1. Technical Field
The present invention relates generally to semiconductor integrated circuits, and in particular to such integrated circuits that receive a multi-bit address signal for chip selection or selection of a data register in the integrated circuit.
2. Description of the Background Art
Encoders and decoders employing error detecting and correcting codes (ECC) have been used in integrated circuit memories for correcting data errors. The data errors can be "hard" errors caused by defective memory cells, or they can be "soft" errors caused by alpha particles or by other temporary disturbance. In either case, data errors become more prevalent for high density memories, and therefore it is desirable to provide a degree of error correction coding that may compensate for the expected frequency of the errors. It is also known to signal when the error correcting codes are unable to correct the errors.

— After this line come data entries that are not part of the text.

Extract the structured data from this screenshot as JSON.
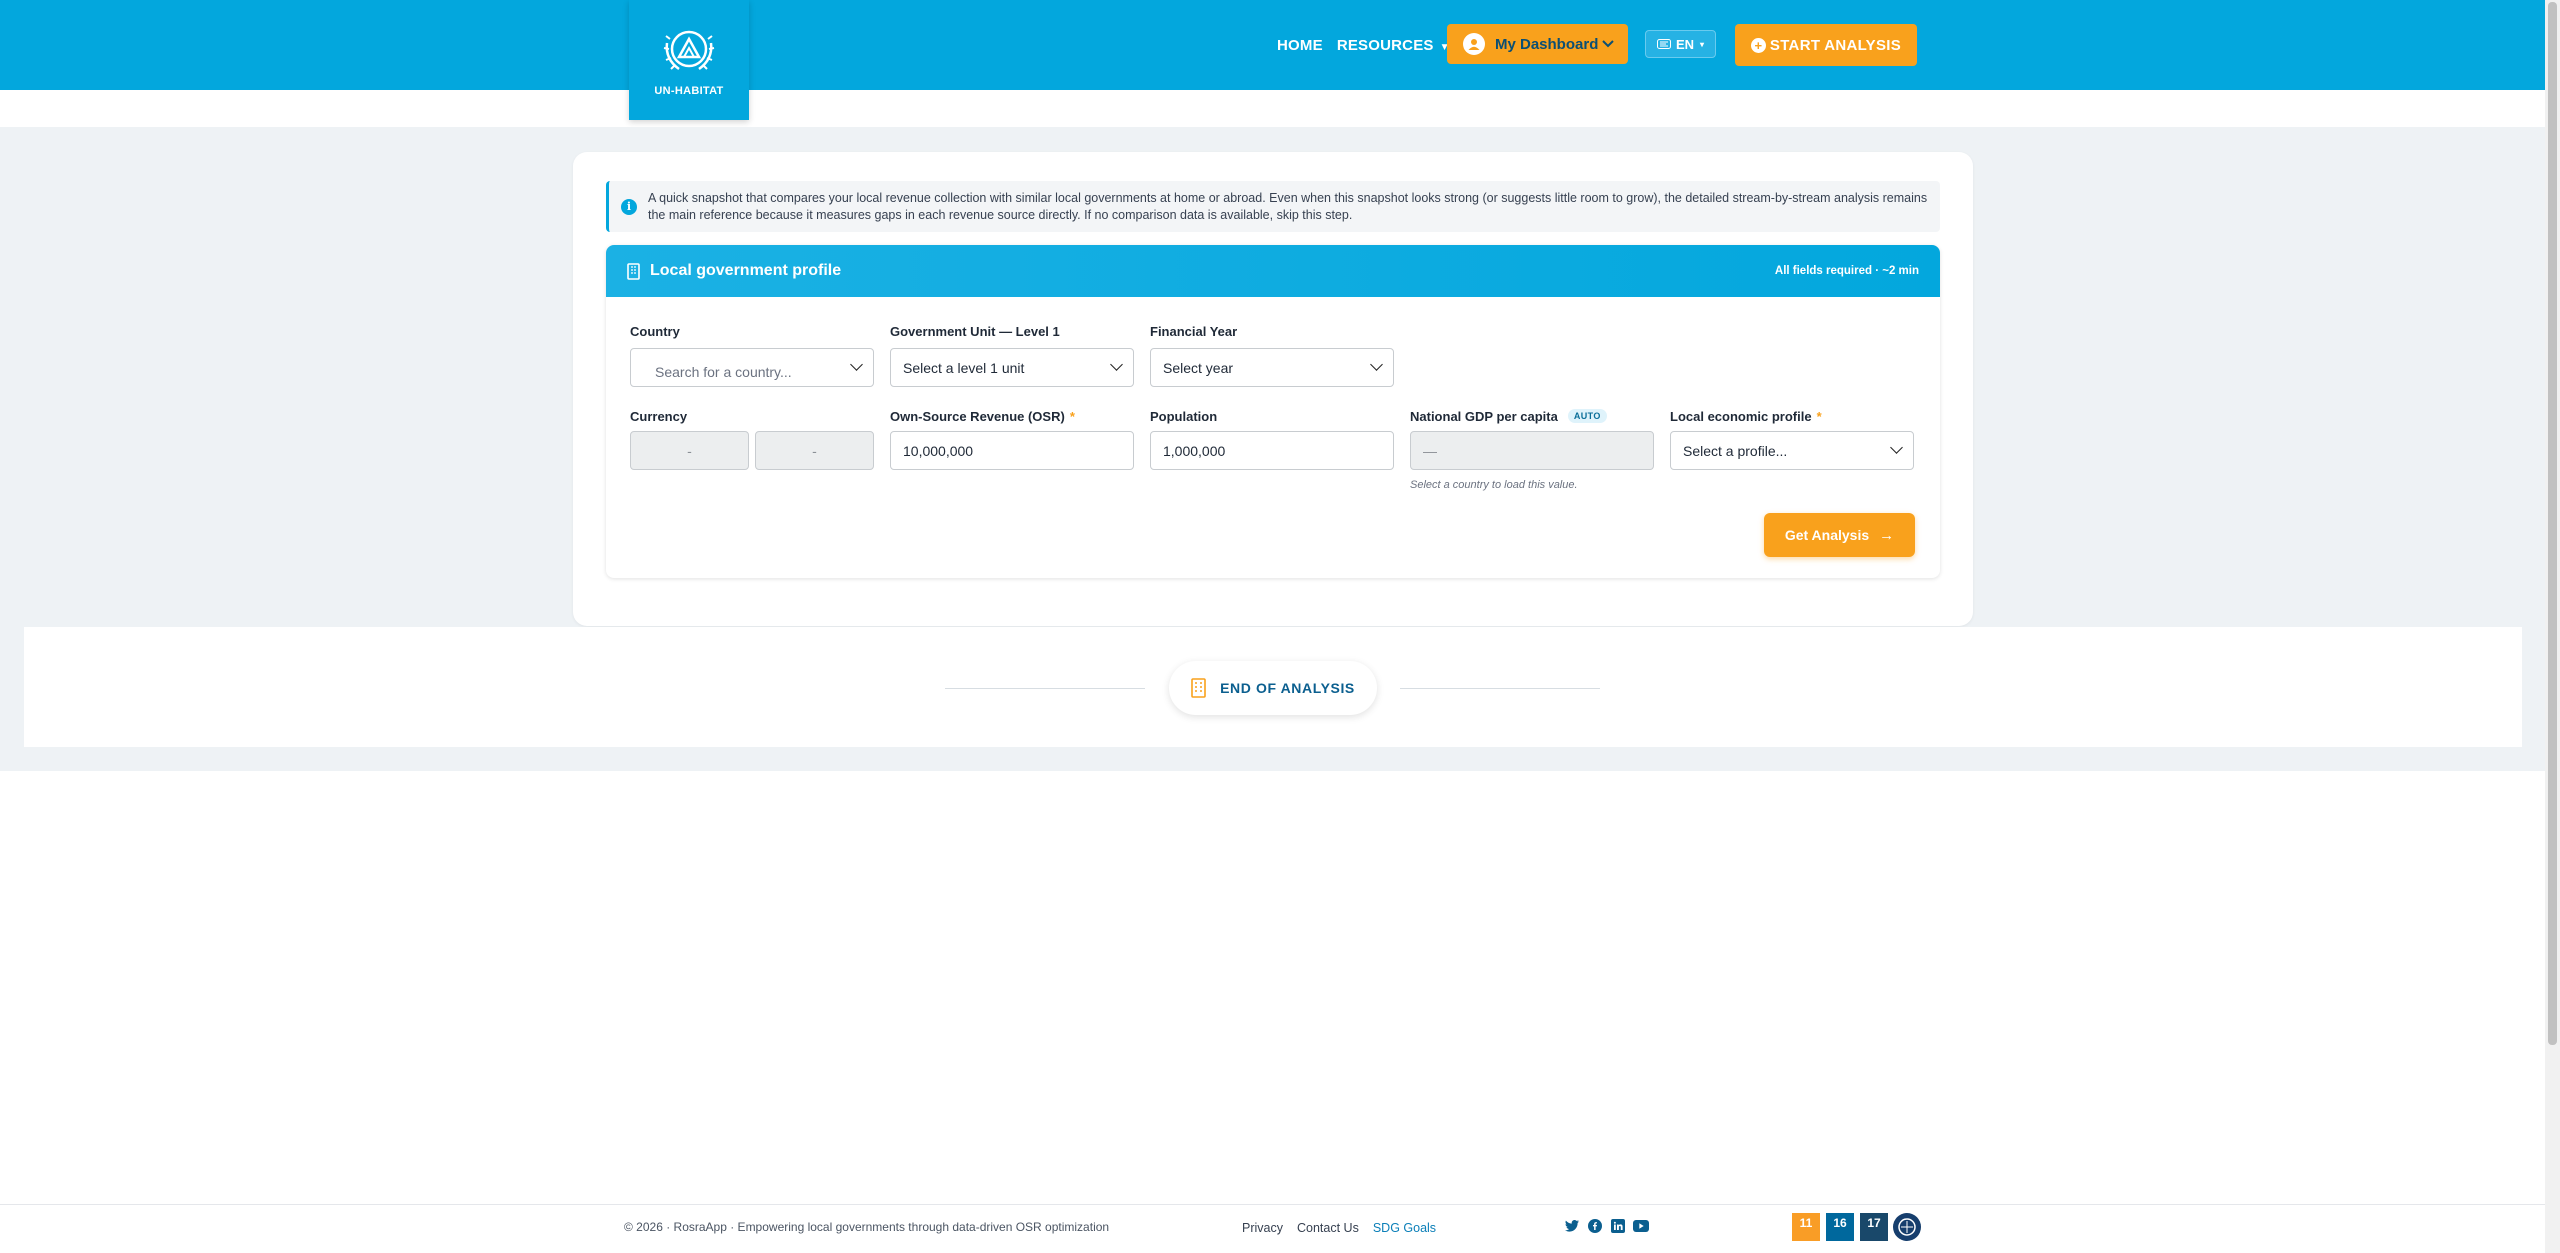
{
  "header": {
    "logo_text": "UN-HABITAT",
    "nav": [
      {
        "label": "HOME"
      },
      {
        "label": "RESOURCES"
      }
    ],
    "dashboard_label": "My Dashboard",
    "language": "EN",
    "start_label": "START ANALYSIS"
  },
  "info": {
    "text": "A quick snapshot that compares your local revenue collection with similar local governments at home or abroad. Even when this snapshot looks strong (or suggests little room to grow), the detailed stream-by-stream analysis remains the main reference because it measures gaps in each revenue source directly. If no comparison data is available, skip this step."
  },
  "profile": {
    "title": "Local government profile",
    "meta": "All fields required · ~2 min",
    "country": {
      "label": "Country",
      "placeholder": "Search for a country..."
    },
    "level1": {
      "label": "Government Unit — Level 1",
      "value": "Select a level 1 unit"
    },
    "year": {
      "label": "Financial Year",
      "value": "Select year"
    },
    "currency": {
      "label": "Currency",
      "value_a": "-",
      "value_b": "-"
    },
    "osr": {
      "label": "Own-Source Revenue (OSR)",
      "required": "*",
      "value": "10,000,000"
    },
    "population": {
      "label": "Population",
      "value": "1,000,000"
    },
    "gdp": {
      "label": "National GDP per capita",
      "badge": "AUTO",
      "value": "—",
      "hint": "Select a country to load this value."
    },
    "econ": {
      "label": "Local economic profile",
      "required": "*",
      "value": "Select a profile..."
    },
    "submit_label": "Get Analysis",
    "submit_arrow": "→"
  },
  "end": {
    "label": "END OF ANALYSIS"
  },
  "footer": {
    "copyright": "© 2026 · RosraApp · Empowering local governments through data-driven OSR optimization",
    "links": [
      "Privacy",
      "Contact Us",
      "SDG Goals"
    ],
    "sdg": [
      {
        "number": "11",
        "color": "#f99d26"
      },
      {
        "number": "16",
        "color": "#00689d"
      },
      {
        "number": "17",
        "color": "#19486a"
      }
    ]
  },
  "colors": {
    "brand": "#03a7dd",
    "accent": "#f9a11c",
    "navy": "#0b5f8f"
  }
}
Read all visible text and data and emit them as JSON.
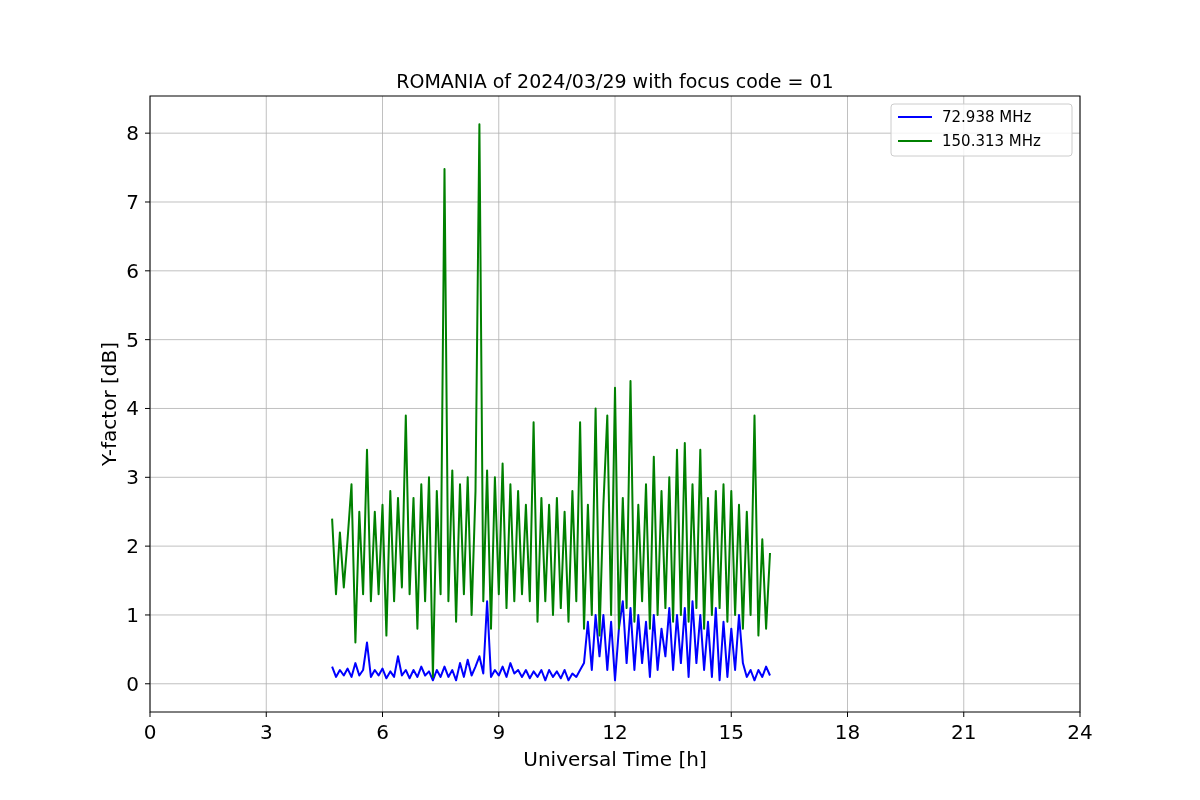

In a family of error correcting codes known as "Hamming" codes, a certain number of parity bits are added to each block of data bits to enable a desired number of errors in the block to be corrected. One or more additional parity bits can be added to detect additional errors that might not be corrected. For integrated circuit memories, for example, each block of data may include eight bits, and four parity bits may be added to correct any "single-bit error" occurring in the block. An additional parity bit may be added to detect any "double-bit error." By "single-bit error" it is meant that only one bit in the block is in error. In a similar fashion, a "double-bit error" refers to the occurrence of only two erroneous bits in the block.
Error correcting codes have also been used for protecting the transmission of data and memory addresses over busses in computer systems. But the checking and correcting of memory addresses on a bus is not sufficient to ensure that a memory will be properly addressed. In particular, address bit errors or control faults may occur between the error correction circuits and the memory cells, causing good data to be written to or read from the wrong location in memory. Some protection against this problem has been obtained by writing address checking information into the addressed memory location along with the data. Whenever data is read from memory, the address checking information is compared to the address that was used to read the memory. The address checking information may include the parity of the address used in the memory write operation, and to save memory storage space, this address parity information may be combined with data parity information and stored as part of an error correction code for correcting data errors.
The address checking information can detect a sufficient number of addressing faults to diagnose hardware errors in the address bus and control circuitry. But in general it is not possible to use the address checking information to recover from the addressing fault. Before the fault is detected, good data may have been written over and destroyed by the data written to the wrong memory location. Moreover, if new data is written to an incorrect memory location, the subsequent reading of the correct memory location will return old data, and this error will not be detected by comparison of the address checking information.